In fine, le choix va revenir à François Hollande. François Bayrou lui suggère de dissoudre l’Assemblée après avoir mis en place une part de proportionnelle. Ce n’est pas si idiot. La crise actuelle démontre que nous avons atteint les limites d’une politique de blocs, se traduisant par l’alternance régulière, et le refus total de la part de chacun des deux camps de coopérer avec l’adversaire. Ce qui se traduit par une perte importante de temps et d’énergie pour la France, chaque majorité commençant par défaire tout ce qu’a fait la précédente… Seule la mise en place d’une dose significative de proportionnelle permettrait d’en sortir. De conduire à l’apparition de majorités nouvelles rassemblant des élus modérés de gauche de droite ou du centre autour d’un programme de réformes, comme c’est le cas dans d’autres pays, en Allemagne par exemple.

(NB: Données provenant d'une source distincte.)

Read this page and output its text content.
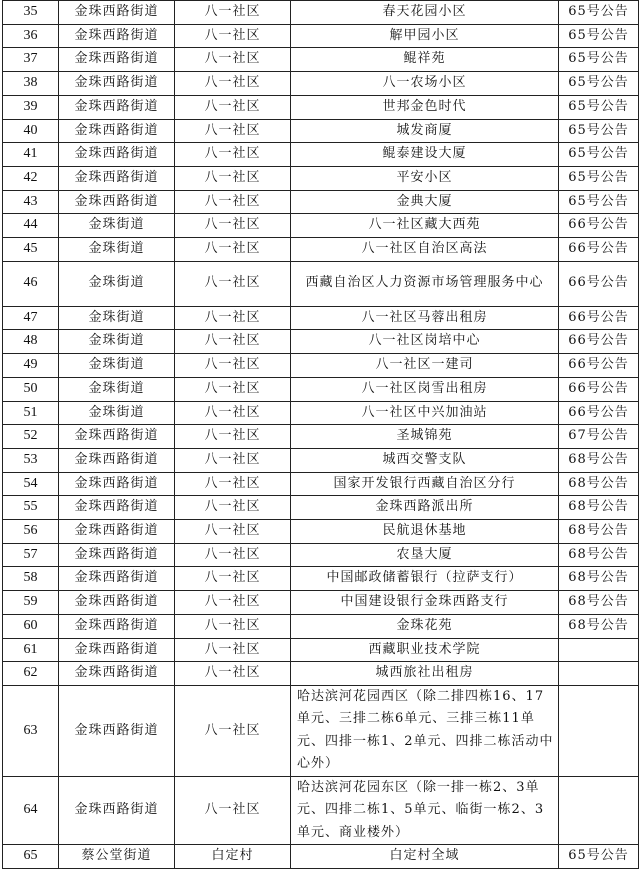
35	金珠西路街道	八一社区	春天花园小区	65号公告
36	金珠西路街道	八一社区	解甲园小区	65号公告
37	金珠西路街道	八一社区	鲲祥苑	65号公告
38	金珠西路街道	八一社区	八一农场小区	65号公告
39	金珠西路街道	八一社区	世邦金色时代	65号公告
40	金珠西路街道	八一社区	城发商厦	65号公告
41	金珠西路街道	八一社区	鲲泰建设大厦	65号公告
42	金珠西路街道	八一社区	平安小区	65号公告
43	金珠西路街道	八一社区	金典大厦	65号公告
44	金珠街道	八一社区	八一社区藏大西苑	66号公告
45	金珠街道	八一社区	八一社区自治区高法	66号公告
46	金珠街道	八一社区	西藏自治区人力资源市场管理服务中心	66号公告
47	金珠街道	八一社区	八一社区马蓉出租房	66号公告
48	金珠街道	八一社区	八一社区岗培中心	66号公告
49	金珠街道	八一社区	八一社区一建司	66号公告
50	金珠街道	八一社区	八一社区岗雪出租房	66号公告
51	金珠街道	八一社区	八一社区中兴加油站	66号公告
52	金珠西路街道	八一社区	圣城锦苑	67号公告
53	金珠西路街道	八一社区	城西交警支队	68号公告
54	金珠西路街道	八一社区	国家开发银行西藏自治区分行	68号公告
55	金珠西路街道	八一社区	金珠西路派出所	68号公告
56	金珠西路街道	八一社区	民航退休基地	68号公告
57	金珠西路街道	八一社区	农垦大厦	68号公告
58	金珠西路街道	八一社区	中国邮政储蓄银行（拉萨支行）	68号公告
59	金珠西路街道	八一社区	中国建设银行金珠西路支行	68号公告
60	金珠西路街道	八一社区	金珠花苑	68号公告
61	金珠西路街道	八一社区	西藏职业技术学院	
62	金珠西路街道	八一社区	城西旅社出租房	
63	金珠西路街道	八一社区	哈达滨河花园西区（除二排四栋16、17单元、三排二栋6单元、三排三栋11单元、四排一栋1、2单元、四排二栋活动中心外）	
64	金珠西路街道	八一社区	哈达滨河花园东区（除一排一栋2、3单元、四排二栋1、5单元、临街一栋2、3单元、商业楼外）	
65	蔡公堂街道	白定村	白定村全域	65号公告
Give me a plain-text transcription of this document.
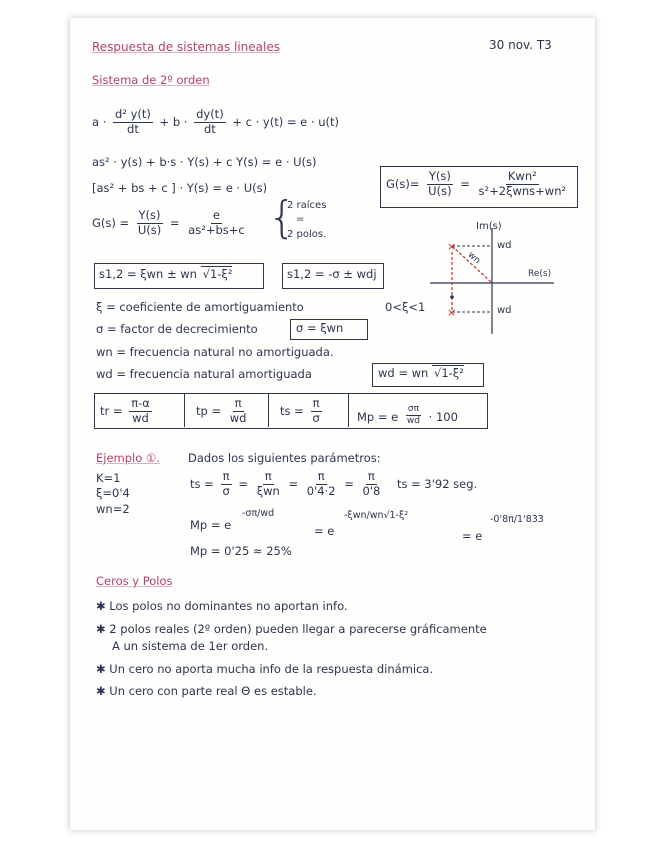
Respuesta de sistemas lineales	30 nov. T3
Sistema de 2º orden
$a \cdot \frac{\text{d² y(t)}}{dt} + b \cdot \frac{dy(t)}{dt} + c \cdot y(t) = e \cdot u(t)$
as² · y(s) + b·s · Y(s) + c Y(s) = e · U(s)
[as² + bs + c ] · Y(s) = e · U(s)	$G(s)= \frac{Y(s)}{U(s)} = \frac{\text{Kwn²}}{\text{s²+2ξwns+wn²}}$
$G(s) = \frac{Y(s)}{U(s)} = \frac{e}{\text{as²+bs+c}}$ {
2 raíces
=
2 polos.
×
×
Im(s)
Re(s)
wd
wd
wn
s1,2 = ξwn ± wn √1-ξ²	s1,2 = -σ ± wdj
ξ = coeficiente de amortiguamiento	0<ξ<1
σ = factor de decrecimiento	σ = ξwn
wn = frecuencia natural no amortiguada.
wd = frecuencia natural amortiguada	wd = wn √1-ξ²
tr = $\frac{\pi-\alpha}{wd}$	tp = $\frac{\pi}{wd}$	ts = $\frac{\pi}{\sigma}$	Mp = e $\frac{\sigma\pi}{wd} \cdot 100$
Ejemplo ①. Dados los siguientes parámetros:
K=1
ξ=0'4
wn=2
ts = $\frac{\pi}{\sigma} = \frac{\pi}{\text{ξwn}} = \frac{\pi}{0'4\cdot 2} = \frac{\pi}{0'8}$ ts = 3'92 seg.
-σπ/wd
Mp = e	= e
-ξwn/wn√1-ξ²
= e
-0'8π/1'833
Mp = 0'25 ≈ 25%
Ceros y Polos
✱ Los polos no dominantes no aportan info.
✱ 2 polos reales (2º orden) pueden llegar a parecerse gráficamente
A un sistema de 1er orden.
✱ Un cero no aporta mucha info de la respuesta dinámica.
✱ Un cero con parte real Θ es estable.
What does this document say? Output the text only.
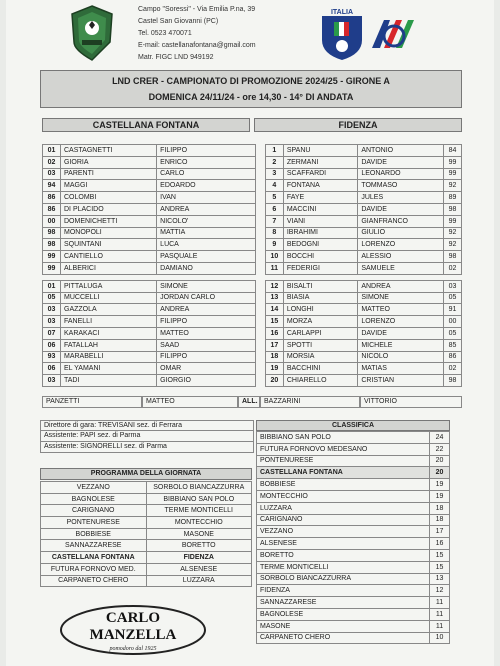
Campo "Soressi" - Via Emilia P.na, 39
Castel San Giovanni (PC)
Tel. 0523 470071
E-mail: castellanafontana@gmail.com
Matr. FIGC LND 949192
ITALIA
LND CRER - CAMPIONATO DI PROMOZIONE 2024/25 - GIRONE A
DOMENICA 24/11/24 - ore 14,30 - 14° DI ANDATA
CASTELLANA FONTANA	FIDENZA
01	CASTAGNETTI	FILIPPO		1	SPANU	ANTONIO	84
02	GIORIA	ENRICO		2	ZERMANI	DAVIDE	99
03	PARENTI	CARLO		3	SCAFFARDI	LEONARDO	99
94	MAGGI	EDOARDO		4	FONTANA	TOMMASO	92
86	COLOMBI	IVAN		5	FAYE	JULES	89
86	DI PLACIDO	ANDREA		6	MACCINI	DAVIDE	98
00	DOMENICHETTI	NICOLO'		7	VIANI	GIANFRANCO	99
98	MONOPOLI	MATTIA		8	IBRAHIMI	GIULIO	92
98	SQUINTANI	LUCA		9	BEDOGNI	LORENZO	92
99	CANTIELLO	PASQUALE		10	BOCCHI	ALESSIO	98
99	ALBERICI	DAMIANO		11	FEDERIGI	SAMUELE	02

01	PITTALUGA	SIMONE		12	BISALTI	ANDREA	03
05	MUCCELLI	JORDAN CARLO		13	BIASIA	SIMONE	05
03	GAZZOLA	ANDREA		14	LONGHI	MATTEO	91
03	FANELLI	FILIPPO		15	MORZA	LORENZO	00
07	KARAKACI	MATTEO		16	CARLAPPI	DAVIDE	05
06	FATALLAH	SAAD		17	SPOTTI	MICHELE	85
93	MARABELLI	FILIPPO		18	MORSIA	NICOLO	86
06	EL YAMANI	OMAR		19	BACCHINI	MATIAS	02
03	TADI	GIORGIO		20	CHIARELLO	CRISTIAN	98
PANZETTI	MATTEO	ALL. BAZZARINI	VITTORIO
Direttore di gara: TREVISANI sez. di Ferrara
Assistente: PAPI sez. di Parma
Assistente: SIGNORELLI sez. di Parma
PROGRAMMA DELLA GIORNATA
VEZZANO	SORBOLO BIANCAZZURRA
BAGNOLESE	BIBBIANO SAN POLO
CARIGNANO	TERME MONTICELLI
PONTENURESE	MONTECCHIO
BOBBIESE	MASONE
SANNAZZARESE	BORETTO
CASTELLANA FONTANA	FIDENZA
FUTURA FORNOVO MED.	ALSENESE
CARPANETO CHERO	LUZZARA
CARLO
MANZELLA
pomodoro dal 1925
CLASSIFICA
BIBBIANO SAN POLO	24
FUTURA FORNOVO MEDESANO	22
PONTENURESE	20
CASTELLANA FONTANA	20
BOBBIESE	19
MONTECCHIO	19
LUZZARA	18
CARIGNANO	18
VEZZANO	17
ALSENESE	16
BORETTO	15
TERME MONTICELLI	15
SORBOLO BIANCAZZURRA	13
FIDENZA	12
SANNAZZARESE	11
BAGNOLESE	11
MASONE	11
CARPANETO CHERO	10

La fin de la dualité UMP-PS pourrait même bien se traduire par un recul du Front National, marginalisé dans son extrémisme, par une alliance des démocrates modérés.

Mais François Hollande peut aussi choisir de ne rien changer. De simplement renoncer à toutes les réformes qui pourraient braquer la gauche du PS et les écologistes. Bref se contenter d’expédier les affaires courantes, en tenant son rôle préféré de chef de guerre anti-terroriste, pendant deux ans… En attendant la prochaine alternance.